Fransız İhtilali'nden etkilenip ümmetçi bir duruştan ziyade ulusçu bir mantıkla hareket eden ve Ümmete Fransız kalan kimi Osmanlı yöneticileri, Bedevîlerin günahını tüm Araplara yüklemiş; Şam'ın, Bağdat'ın Arabının iyiliğini Bedevîlerin İngiliz işbirliği ile örtmüş; sorunu ırkçılığı yaymak için araçsallaştırmıştır.

Batılılar, onlardan “yumuşak güç” olarak istifade edip toplumdan dışlananlara kucak açmışlardır.
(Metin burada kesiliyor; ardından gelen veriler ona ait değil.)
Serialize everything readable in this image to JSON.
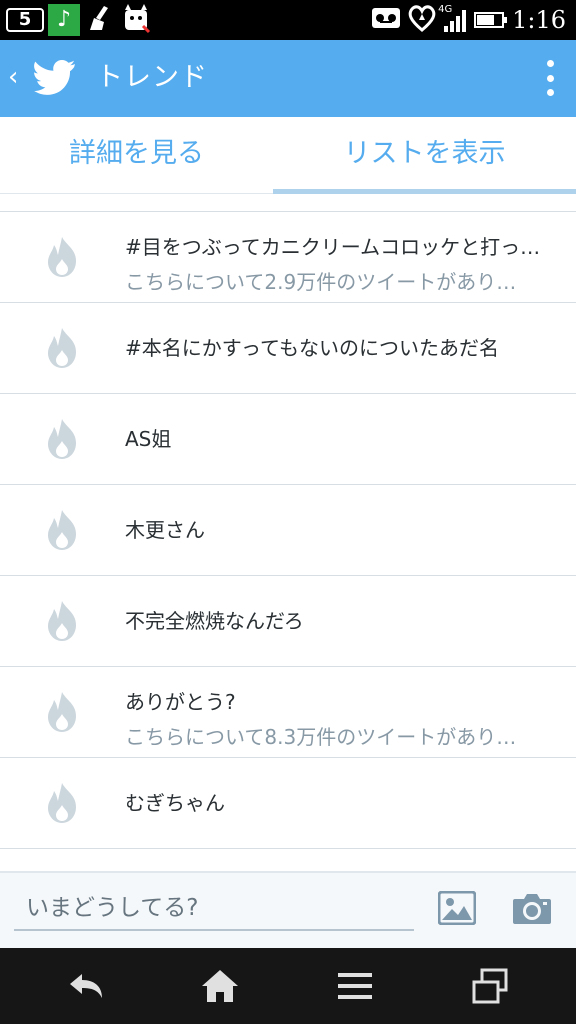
{
  "status_bar": {
    "notification_count": "5",
    "network": "4G",
    "time": "1:16",
    "icons": [
      "notification-count-icon",
      "music-icon",
      "cleaner-icon",
      "dog-app-icon",
      "voicemail-icon",
      "heart-icon",
      "signal-icon",
      "battery-charging-icon"
    ],
    "battery_level": 0.7
  },
  "action_bar": {
    "title": "トレンド",
    "icons": [
      "back-chevron-icon",
      "twitter-bird-icon",
      "overflow-menu-icon"
    ],
    "color": "#55acee"
  },
  "tabs": [
    {
      "label": "詳細を見る",
      "selected": false
    },
    {
      "label": "リストを表示",
      "selected": true
    }
  ],
  "trends": [
    {
      "title": "#目をつぶってカニクリームコロッケと打っ…",
      "subtitle": "こちらについて2.9万件のツイートがあり…"
    },
    {
      "title": "#本名にかすってもないのについたあだ名",
      "subtitle": ""
    },
    {
      "title": "AS姐",
      "subtitle": ""
    },
    {
      "title": "木更さん",
      "subtitle": ""
    },
    {
      "title": "不完全燃焼なんだろ",
      "subtitle": ""
    },
    {
      "title": "ありがとう?",
      "subtitle": "こちらについて8.3万件のツイートがあり…"
    },
    {
      "title": "むぎちゃん",
      "subtitle": ""
    }
  ],
  "compose": {
    "placeholder": "いまどうしてる?",
    "icons": [
      "photo-icon",
      "camera-icon"
    ]
  },
  "nav_bar": {
    "icons": [
      "back-icon",
      "home-icon",
      "menu-icon",
      "recent-apps-icon"
    ]
  }
}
Müslümanların açığını yakalayıp çaresiz Şam, Bağdat Arabını dizginlerken Necid'in, Bahreyn'in ve Körfez'in kıyılarında bulunan Bedevî ülkelerinin krallarını Müslümanların başına efendi etmişlerdir. Onların desteğiyle “çöldeki çoban, gökdelenler dikmiştir”.

Bu durum bugün Müslümanlar için bir kıyamete dönüşmüş gibidir. Zira mesele sadece askeri ve ekonomik değildir. Bu kesim son yüzyılda Müslümanların yol göstericisi, âlimler diye öne sürülmüş; Müslümanlar, onların bitmez tükenmez atışmalarını, tartışmalarını “dini tartışma” diye görüp, ağlayıp sızlamışlardır. Ama bu arada Ümmetin gençleri onların o doyumsuz iştahına bakıp İslâm'dan soğumuştur.

Bugün birileri mezhebi şu veya bu olan topluluğun yaptıklarını öne sürerek Kudüs davasına zarar vermeye çalışmaktadır. Kudüs gençleri ellerindeki sapanla otomatik silahlara karşı koyarken Bedevîlerin ihanetini gündeme getirerek Müslümanları Kudüs davasında zayıf düşürmek istemektedir.

Müslümanlar, bu oyuna gelmeyecek; Kudüs fatihi Selâhaddîn Eyyûbî'nin yaptığı gibi Bedevîlere ve onların ihanetine rağmen onlarla değil İsrail'le mücadele edecektir. Zira Müslümanlar güçlerini Bedevîlere karşı harcadıkça Kudüs'ün esareti son bulmayacaktır. Kudüs, Bedevîlere rağmen fethedilmiştir; yine fethedilecektir.

(Bu yazı 12.12.2017 tarihinde Doğruhaber Gazetesi'nde yayımlanmıştır.)